Tuesday, December 29, 2009

How to coup with life ... and death on Facebook?

I noticed in 2008 a surge of people writing on my brother's friend, John's facebook wall. Obviously intrigued by the website hulabalo I checked in, only to find comments of regret, loss, and sadness right above "untag me in that pic!" comments. I felt horrible for not only hearing about the loss through facebook creepin, but also for my brother who refuses to get facebook. After calling him across the midwest to console him he asked how I knew if I was over 350 miles away. "Um, well" Caught facebook stalking a death? It felt wrong. I felt horrible. I lied and said mom called me.

In 2009 tragedy sturck me much deeper in my chest when I found out my friend of 8 years had passed away. Another friend had called me because she knew I was all alone, with no one around from my past to inform me. Moments after my shock another friend of mine called.

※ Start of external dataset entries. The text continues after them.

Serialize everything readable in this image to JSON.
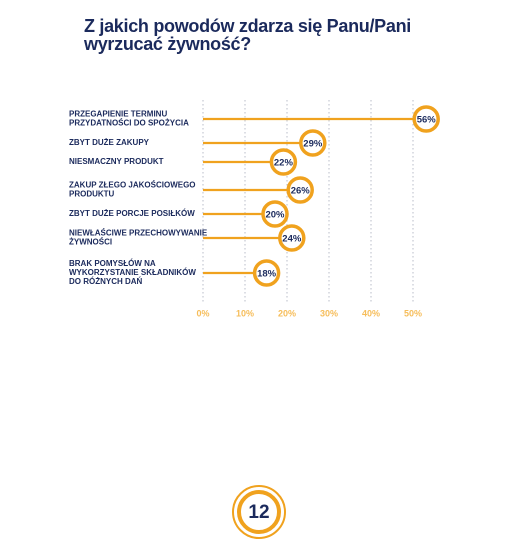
{
  "chart_data": {
    "type": "lollipop",
    "title": "Z jakich powodów zdarza się Panu/Pani wyrzucać żywność?",
    "categories": [
      [
        "PRZEGAPIENIE TERMINU",
        "PRZYDATNOŚCI DO SPOŻYCIA"
      ],
      [
        "ZBYT DUŻE ZAKUPY"
      ],
      [
        "NIESMACZNY PRODUKT"
      ],
      [
        "ZAKUP ZŁEGO JAKOŚCIOWEGO",
        "PRODUKTU"
      ],
      [
        "ZBYT DUŻE PORCJE POSIŁKÓW"
      ],
      [
        "NIEWŁAŚCIWE PRZECHOWYWANIE",
        "ŻYWNOŚCI"
      ],
      [
        "BRAK POMYSŁÓW NA",
        "WYKORZYSTANIE SKŁADNIKÓW",
        "DO RÓŻNYCH DAŃ"
      ]
    ],
    "values": [
      56,
      29,
      22,
      26,
      20,
      24,
      18
    ],
    "value_labels": [
      "56%",
      "29%",
      "22%",
      "26%",
      "20%",
      "24%",
      "18%"
    ],
    "color": "#f0a21e",
    "xlim": [
      0,
      50
    ],
    "xticks": [
      {
        "value": 0,
        "label": "0%"
      },
      {
        "value": 10,
        "label": "10%"
      },
      {
        "value": 20,
        "label": "20%"
      },
      {
        "value": 30,
        "label": "30%"
      },
      {
        "value": 40,
        "label": "40%"
      },
      {
        "value": 50,
        "label": "50%"
      }
    ],
    "grid": true
  },
  "page_number": "12"
}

"Hey, um, this is going to sound weird but... Did anyone die from Greendale?" my friend said.
"Yeah. you're going to want to sit down." After telling her the worst, I asked "How did you know someone had died, but not who?"
"I was on facebook."

With basically everyone in the world who matters (except my brother who claims he will "have too many girls after him" if all of his information is out there) on password protected facebook, what is the protocol for death? What is socially acceptable? If I was to die tomorrow, my legacy would be me and a friend waving like 8 year old girls next to a 7 foot tall Coca-cola bear at the Coke museum in Atlanta. It makes you wonder if there should be some sort of automatic inactivity alert that deletes a facebook account. No one wants to lose a loved one so young, that's unnatural and tough enough, but to reminisce about so and so, and still be able to talk to them via wall posts - It doesn't seem satisfying to me, just sad.


Sunday, August 2, 2009

The Age of the Idiot, the Death of the TV Star

I'm starting to wonder if reality TV is actually a good thing. I'm sure writers are having a hissy fit for not being invited to the reality TV money making machine, and trees are relieved that we don't have to murder as many of them to write story lines down, however watching a 'regular person' is a hindrance as well as a blessing. New forms of trashy tards are popping up all over my TV and yet the self esteem boost i get while watching won't let me turn away. I fear the mystique and glamore associated with entertainment stars is vanishing as a result of professional strippers, waiters and men who traded in brains for calve muscles. There is no way a Sally Field archetype would or could be prevalent today, when one could look up photos on any gossip site of her cooter drunk (ew, when she was younger) on the sidewalk in seconds. Instead of glamore and class we settle for low life trash. My only question is why are so many people eager to embrace the reality star appeal? It's like 6 degrees of reality TV. I can think of my brother's friend's baby mama who was on a reality show, can you? Does that make you happy, or sad?

Monday, July 13, 2009

Why I don't like my birthday

I enjoy getting older for pivotal moments, like getting my license, being able to casually come and go when I please from strip clubs, and for getting into bars so the world can see my awe inspiring dance moves, but other than that, I wish I did not get older. On Thursday I turn 22 and I fear I am just going to feel unaccomplished. I look at those stupid tween fuckers making millions of dollars and I will be without job security but plus a $50,000 piece of paper that says I am higher educated. goodie gum drops.

Sunday, June 7, 2009

Why I Hate the Weather and It Hates Me Back

This weekend I went 4.5 hours out of my way to go to my lake cabin on the first cold and rainy weekend of the summer. With all of the advances in technology I always wondered two things - why have video cell phones (where you can live chat with the person you are talking to, like Skype) NOT been invented or popularized yet, and why have we not figured out a way to control the weather? I think the world, (or just the U.S.A. - lets be serious, I don't care about other countries) should invest in a big umbrella and tanning light so it would only rain in April and it would always be warm in Summer. I would be willing to donate a dollar and this button I found in my car for the cause.

Monday, June 1, 2009

Why Blogs Suck

I understand the irony about writing about why blogs suck on a blog and...times are tough, I would have made a newsletter but I don't have the funds to invest in a printing press. The reason blogs suck-or excuse me-maybe why blogs are ineffective, is because about 7 people (and by people I mean creepers who in no way are important in your actual life, just web 2.0 life) read your posts unless you post about superficial things like celebrities with their crotches hanging out. I think it might be more beneficial to hire a carrier pigeon and have him/her (I'm certainly not sexist) fly to the 7 people I want to read my thoughts about random topics that are in no way expert opinions and give them this exact note on a very small letter.